Wild verbotenerweise mit Backwaren angelockt

Der zweite Tatverdächtige, Andreas S., war zuletzt immer wieder aufgefallen, auch bei der Oberen Jagdbehörde im Saarland. Bis 2020 hatte er im Staatswald drei Pirschbezirke, die ihm jedoch gekündigt wurden. Die ersten beiden im Juni 2019, weil dort das Wild nicht mit Früchten und Getreide angelockt worden sei, sondern mit Backwaren. Im März 2020 wurde ihm dann auch der dritte Pirschbezirk gekündigt. Das teilte das saarländische Umweltministerium mit.

Ebenfalls im Saarland führte S. einen Wildverarbeitungsbetrieb, der aber nur bis 2019 zugelassen war. Seither habe er offenbar eine registrierte Wildkammer eines anderen Jägers genutzt, um Rehe und Wildschweine zu verarbeiten. Nach Informationen der Deutschen Presse-Agentur recherchieren Behörden derzeit die Vertriebswege des Wildhandels.

Und noch etwas ermitteln sie mit Hochdruck: Wem die Waffen gehören.

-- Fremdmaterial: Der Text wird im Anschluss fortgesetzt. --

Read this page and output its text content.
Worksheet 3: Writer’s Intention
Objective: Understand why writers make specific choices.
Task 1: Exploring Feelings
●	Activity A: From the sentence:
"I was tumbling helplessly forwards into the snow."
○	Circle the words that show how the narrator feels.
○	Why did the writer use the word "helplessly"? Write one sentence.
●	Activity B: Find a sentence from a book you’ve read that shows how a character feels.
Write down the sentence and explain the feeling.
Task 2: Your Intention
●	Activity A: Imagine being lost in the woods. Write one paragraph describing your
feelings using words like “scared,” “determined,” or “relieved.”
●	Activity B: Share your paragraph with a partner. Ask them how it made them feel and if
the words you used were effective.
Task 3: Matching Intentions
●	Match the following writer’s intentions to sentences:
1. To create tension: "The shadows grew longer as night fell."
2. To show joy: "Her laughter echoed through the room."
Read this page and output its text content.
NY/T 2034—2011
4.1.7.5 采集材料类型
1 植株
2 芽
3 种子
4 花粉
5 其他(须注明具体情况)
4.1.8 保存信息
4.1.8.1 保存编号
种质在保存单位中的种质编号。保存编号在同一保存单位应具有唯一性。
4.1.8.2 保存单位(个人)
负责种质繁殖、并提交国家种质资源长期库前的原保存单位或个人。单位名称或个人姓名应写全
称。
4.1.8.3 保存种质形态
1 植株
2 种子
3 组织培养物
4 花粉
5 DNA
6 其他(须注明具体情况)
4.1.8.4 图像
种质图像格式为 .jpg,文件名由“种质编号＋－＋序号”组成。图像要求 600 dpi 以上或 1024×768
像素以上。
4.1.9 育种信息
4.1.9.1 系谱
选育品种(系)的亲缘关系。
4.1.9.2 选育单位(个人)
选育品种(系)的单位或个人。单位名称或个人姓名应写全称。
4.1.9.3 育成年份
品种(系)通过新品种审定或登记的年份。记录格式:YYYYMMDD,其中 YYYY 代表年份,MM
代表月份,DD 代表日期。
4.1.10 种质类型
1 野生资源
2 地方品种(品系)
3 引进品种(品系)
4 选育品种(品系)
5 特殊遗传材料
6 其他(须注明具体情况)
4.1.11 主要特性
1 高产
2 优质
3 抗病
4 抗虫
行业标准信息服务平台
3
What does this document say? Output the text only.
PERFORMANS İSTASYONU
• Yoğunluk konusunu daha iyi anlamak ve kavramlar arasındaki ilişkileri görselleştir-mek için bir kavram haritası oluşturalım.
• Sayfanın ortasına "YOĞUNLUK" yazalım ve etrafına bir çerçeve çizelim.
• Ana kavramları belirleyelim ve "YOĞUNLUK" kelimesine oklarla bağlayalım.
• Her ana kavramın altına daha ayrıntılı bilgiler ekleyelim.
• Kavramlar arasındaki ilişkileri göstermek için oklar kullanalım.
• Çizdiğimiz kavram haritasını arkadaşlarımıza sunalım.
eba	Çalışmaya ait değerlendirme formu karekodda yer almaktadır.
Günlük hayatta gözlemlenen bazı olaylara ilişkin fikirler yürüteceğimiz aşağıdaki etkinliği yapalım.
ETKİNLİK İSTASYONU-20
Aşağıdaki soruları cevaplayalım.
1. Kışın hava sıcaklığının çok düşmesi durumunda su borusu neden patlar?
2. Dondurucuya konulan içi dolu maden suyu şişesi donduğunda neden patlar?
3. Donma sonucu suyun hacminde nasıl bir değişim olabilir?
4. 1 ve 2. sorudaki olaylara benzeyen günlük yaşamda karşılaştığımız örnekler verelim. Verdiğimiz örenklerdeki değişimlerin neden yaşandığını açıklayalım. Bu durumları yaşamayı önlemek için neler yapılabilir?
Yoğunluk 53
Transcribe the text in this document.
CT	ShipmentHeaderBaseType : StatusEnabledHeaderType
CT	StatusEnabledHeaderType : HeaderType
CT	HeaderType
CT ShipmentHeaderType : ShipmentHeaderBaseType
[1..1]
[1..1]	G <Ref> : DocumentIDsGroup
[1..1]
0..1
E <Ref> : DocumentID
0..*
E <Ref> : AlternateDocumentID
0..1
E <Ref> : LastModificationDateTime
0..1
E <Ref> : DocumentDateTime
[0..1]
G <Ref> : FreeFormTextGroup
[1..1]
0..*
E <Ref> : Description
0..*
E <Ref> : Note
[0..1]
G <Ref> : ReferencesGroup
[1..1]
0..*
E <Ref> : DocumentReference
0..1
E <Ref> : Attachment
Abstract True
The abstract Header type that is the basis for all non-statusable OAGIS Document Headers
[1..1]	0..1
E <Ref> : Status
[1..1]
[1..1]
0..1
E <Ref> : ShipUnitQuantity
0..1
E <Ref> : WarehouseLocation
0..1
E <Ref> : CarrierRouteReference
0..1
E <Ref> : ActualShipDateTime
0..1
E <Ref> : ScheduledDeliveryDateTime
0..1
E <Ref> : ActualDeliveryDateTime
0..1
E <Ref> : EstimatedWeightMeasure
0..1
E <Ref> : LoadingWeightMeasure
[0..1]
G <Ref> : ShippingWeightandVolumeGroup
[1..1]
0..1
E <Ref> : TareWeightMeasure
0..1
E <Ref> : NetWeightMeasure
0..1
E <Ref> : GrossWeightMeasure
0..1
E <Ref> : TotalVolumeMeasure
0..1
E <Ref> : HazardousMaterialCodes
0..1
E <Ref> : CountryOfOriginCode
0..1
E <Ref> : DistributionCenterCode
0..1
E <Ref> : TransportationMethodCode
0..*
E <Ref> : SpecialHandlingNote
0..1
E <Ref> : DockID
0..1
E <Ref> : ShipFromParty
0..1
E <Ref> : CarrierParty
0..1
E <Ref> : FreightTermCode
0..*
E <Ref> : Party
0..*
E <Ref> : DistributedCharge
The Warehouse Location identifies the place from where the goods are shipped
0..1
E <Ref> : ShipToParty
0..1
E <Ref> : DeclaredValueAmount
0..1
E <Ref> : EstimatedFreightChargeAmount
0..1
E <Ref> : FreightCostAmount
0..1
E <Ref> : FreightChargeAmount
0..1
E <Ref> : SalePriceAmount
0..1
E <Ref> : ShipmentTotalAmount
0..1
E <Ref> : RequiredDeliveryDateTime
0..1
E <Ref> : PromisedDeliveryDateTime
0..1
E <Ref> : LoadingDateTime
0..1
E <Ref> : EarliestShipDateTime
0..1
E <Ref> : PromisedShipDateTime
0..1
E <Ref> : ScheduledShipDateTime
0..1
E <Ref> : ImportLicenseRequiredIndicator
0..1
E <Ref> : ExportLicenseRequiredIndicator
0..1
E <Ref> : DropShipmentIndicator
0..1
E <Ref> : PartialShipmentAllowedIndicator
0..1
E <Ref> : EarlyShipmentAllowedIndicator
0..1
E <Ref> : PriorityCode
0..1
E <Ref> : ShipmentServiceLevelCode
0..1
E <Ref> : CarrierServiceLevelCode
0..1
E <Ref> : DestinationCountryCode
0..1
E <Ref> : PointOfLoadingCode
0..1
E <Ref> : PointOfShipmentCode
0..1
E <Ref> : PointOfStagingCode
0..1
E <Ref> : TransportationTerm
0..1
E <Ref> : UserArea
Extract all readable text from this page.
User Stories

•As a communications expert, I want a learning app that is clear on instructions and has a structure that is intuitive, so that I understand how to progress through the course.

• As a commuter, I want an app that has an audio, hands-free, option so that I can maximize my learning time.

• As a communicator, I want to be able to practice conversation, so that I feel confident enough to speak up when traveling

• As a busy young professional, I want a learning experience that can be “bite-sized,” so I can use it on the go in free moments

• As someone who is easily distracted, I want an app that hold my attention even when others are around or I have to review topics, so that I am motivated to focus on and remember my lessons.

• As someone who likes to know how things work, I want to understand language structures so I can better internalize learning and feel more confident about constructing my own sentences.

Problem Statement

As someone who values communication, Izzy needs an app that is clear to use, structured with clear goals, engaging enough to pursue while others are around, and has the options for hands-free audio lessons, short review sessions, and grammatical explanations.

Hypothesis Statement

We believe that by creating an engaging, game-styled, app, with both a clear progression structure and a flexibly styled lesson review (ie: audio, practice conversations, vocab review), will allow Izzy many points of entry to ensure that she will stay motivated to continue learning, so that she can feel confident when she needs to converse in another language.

Nach Angaben der Staatsanwaltschaft Kaiserslautern hatte der 38-Jährige zum Zeitpunkt der Tat weder eine Erlaubnis zum Besitz von Waffen, noch einen gültigen Jagdschein.

Warum es zwölf Minuten dauerte, bis Hilfe kam

Im Innenausschuss des rheinland-pfälzischen Landtags erklärte der Polizeiinspekteur des Landes derweil, warum es in der Tatnacht nach dem Notruf zwölf Minuten dauerte, bis andere Streifen zu Hilfe kamen, obwohl in der Gegend zwei weitere Polizeifahrzeuge unterwegs waren. Schmitt sagte, wenn bekannt sei, dass geschossen werde, seien die Streifenpolizisten angehalten, zunächst zu stoppen und Schutzausrüstung anzulegen. Dazu gehörten schwere Schutzhelme und Westen sowie eine Maschinenpistole. "Das führt zu einer gewissen Zeitverzögerung." Die Polizisten hatten um 4.20 Uhr an einer Kreisstraße bei Kusel ein Fahrzeug kontrolliert und über Funk von "dubiosen Personen" berichtet, die zahlreiche tote Wildtiere dabeihätten. Sie forderten Verstärkung an und riefen schließlich um Hilfe mit den Worten "Komm schnell, die schießen, die schießen". Als die herbeigerufenen Kollegen den Tatort erreichten, waren der Polizist und die Polizeianwärterin Inspekteur Schmitt zufolge bereits tot.